2 Cor. 12:7-10: E, para que não me exaltasse pela excelência das revelações, foi-me dado um espinho na carne... Acerca do qual três vezes orei ao Senhor para que se desviasse de mim. E disse-me: A minha graça te basta, porque o meu poder se aperfeiçoa na fraqueza. De boa vontade, pois, me gloriarei nas minhas fraquezas, para que em mim habite o poder de Cristo. Por isso sinto prazer nas fraquezas, nas injúrias, nas necessidades, nas perseguições, nas angústias por amor de Cristo.
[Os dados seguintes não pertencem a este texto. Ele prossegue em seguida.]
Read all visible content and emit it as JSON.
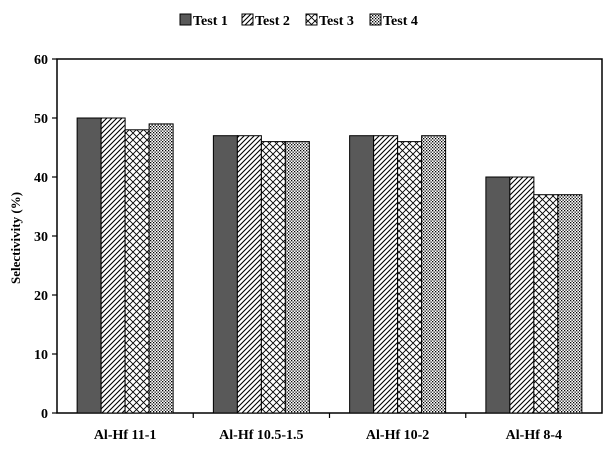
{
  "chart_data": {
    "type": "bar",
    "title": "",
    "xlabel": "",
    "ylabel": "Selectivivity (%)",
    "ylim": [
      0,
      60
    ],
    "yticks": [
      0,
      10,
      20,
      30,
      40,
      50,
      60
    ],
    "grid": false,
    "legend_position": "top",
    "categories": [
      "Al-Hf 11-1",
      "Al-Hf 10.5-1.5",
      "Al-Hf 10-2",
      "Al-Hf 8-4"
    ],
    "series": [
      {
        "name": "Test 1",
        "values": [
          50,
          47,
          47,
          40
        ],
        "pattern": "solid-gray",
        "color": "#595959"
      },
      {
        "name": "Test 2",
        "values": [
          50,
          47,
          47,
          40
        ],
        "pattern": "diagonal-hatch",
        "color": "#000000"
      },
      {
        "name": "Test 3",
        "values": [
          48,
          46,
          46,
          37
        ],
        "pattern": "crosshatch",
        "color": "#000000"
      },
      {
        "name": "Test 4",
        "values": [
          49,
          46,
          47,
          37
        ],
        "pattern": "dotted",
        "color": "#000000"
      }
    ]
  }
}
Porque quando estou fraco então sou forte.

7.5. Orar com atitude soberba

Com soberba de que somos melhores que outros que não estão na mesma fé ou na mesma vida que nós:

E disse também esta parábola a uns que confiavam em si mesmos, crendo que eram justos, e desprezavam os outros: Dois homens subiram ao templo, para orar; um, fariseu, e o outro, publicano. O fariseu, estando em pé, orava consigo desta maneira: O Deus, graças te dou porque não sou como os demais homens, roubadores, injustos e adúlteros; nem ainda como este publicano. Jejuo duas vezes na semana, e dou os dízimos de tudo quanto possuo. O publicano, porém, estando em pé, de longe, nem ainda queria levantar os olhos ao céu, mas batia no peito, dizendo: O Deus, tem misericórdia de mim, pecador! Digo-vos que este desceu justificado para sua casa, e não aquele; porque qualquer que a si mesmo se exalta será humilhado, e qualquer que a si mesmo se humilha será exaltado.

7.6. Conclusão

Finalmente, devemos orar e depois confiar que o Senhor proverá tudo o que nos concerne.

Salmo 37:3-5: Confia no SENHOR e faze o bem; habitarás na terra, e verdadeiramente serás alimentado. Deleita-te também no SENHOR, e te concederá os desejos do teu coração. Entrega o teu caminho ao SENHOR; confia nEle, e Ele o fará.